Sie steht in Zusammenhang mit der Verlängerung der epidemischen Lage, die ebenfalls am Donnerstag im Bundestag beschlossen werden soll. "Es war uns als SPD wichtig, die Hinweise aus der Rechtsprechung aufzunehmen", sagte SPD-Fraktionsvize Dirk Wiese der "Welt". Gerichte hätten zuletzt entschieden, dass es bei der Verhängung der Schutzmaßnahmen nicht ausreicht, allein auf den Inzidenzwert zu schauen.

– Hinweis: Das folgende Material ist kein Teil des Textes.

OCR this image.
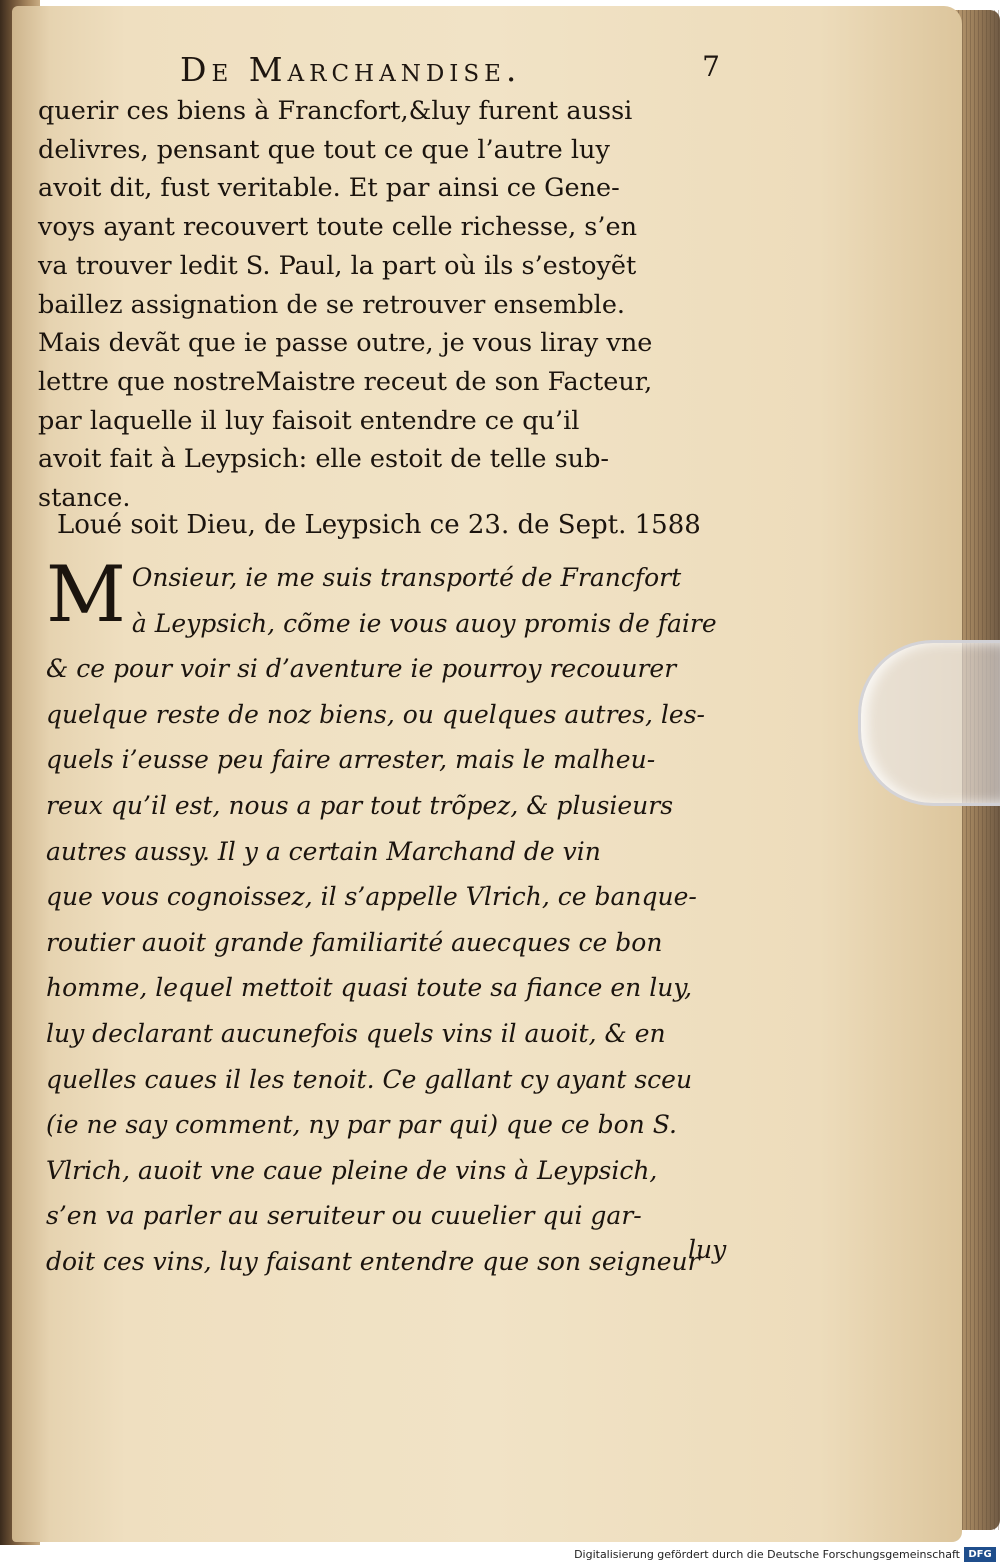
De Marchandise.	7
querir ces biens à Francfort,&luy furent aussi
delivres, pensant que tout ce que l’autre luy
avoit dit, fust veritable. Et par ainsi ce Gene-
voys ayant recouvert toute celle richesse, s’en
va trouver ledit S. Paul, la part où ils s’estoyẽt
baillez assignation de se retrouver ensemble.
Mais devãt que ie passe outre, je vous liray vne
lettre que nostreMaistre receut de son Facteur,
par laquelle il luy faisoit entendre ce qu’il
avoit fait à Leypsich: elle estoit de telle sub-
stance.
Loué soit Dieu, de Leypsich ce 23. de Sept. 1588
M Onsieur, ie me suis transporté de Francfort
à Leypsich, cõme ie vous auoy promis de faire
& ce pour voir si d’aventure ie pourroy recouurer
quelque reste de noz biens, ou quelques autres, les-
quels i’eusse peu faire arrester, mais le malheu-
reux qu’il est, nous a par tout trõpez, & plusieurs
autres aussy. Il y a certain Marchand de vin
que vous cognoissez, il s’appelle Vlrich, ce banque-
routier auoit grande familiarité auecques ce bon
homme, lequel mettoit quasi toute sa fiance en luy,
luy declarant aucunefois quels vins il auoit, & en
quelles caues il les tenoit. Ce gallant cy ayant sceu
(ie ne say comment, ny par par qui) que ce bon S.
Vlrich, auoit vne caue pleine de vins à Leypsich,
s’en va parler au seruiteur ou cuuelier qui gar-
doit ces vins, luy faisant entendre que son seigneur
luy
Digitalisierung gefördert durch die Deutsche Forschungsgemeinschaft DFG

"Auch andere Faktoren wie Impfquote oder R-Wert sollten bei einschneidenden Schutzmaßnahmen in Betracht gezogen werden." Der SPD-Rechtspolitiker Johannes Fechner sagte: "Grundrechtseingriffe wie Ausgangssperren oder Betriebsschließungen lassen sich nicht allein mit dem Inzidenzwert rechtfertigen." Er verwies darauf, dass künftig neben Impfquote und R-Wert auch weitere Faktoren in Betracht genommen werden könnten, etwa die Auslastung des Gesundheitswesens vor Ort.

Unionsfraktionsvize Thorsten Frei (CDU) sagte der Zeitung: "Der Inzidenzwert bleibt der markanteste und wichtigste Frühindikator für die Feststellung der Infektionsgefahr." Mit den Änderungen entwickle man das Infektionsschutzgesetz nun allerdings der neuen Lage entsprechend fort. "Wenn über 80-Jährige zunehmend geimpft werden, sinkt die Zahl derer, die das Gesundheitssystem wegen schwerer Verläufe in Anspruch nehmen. Das muss künftig bei der Festlegung von Schutzmaßnahmen berücksichtigt werden. Wir stellen außerdem klar, dass die höhere Infektiosität von Virusvarianten in den Blick genommen wird."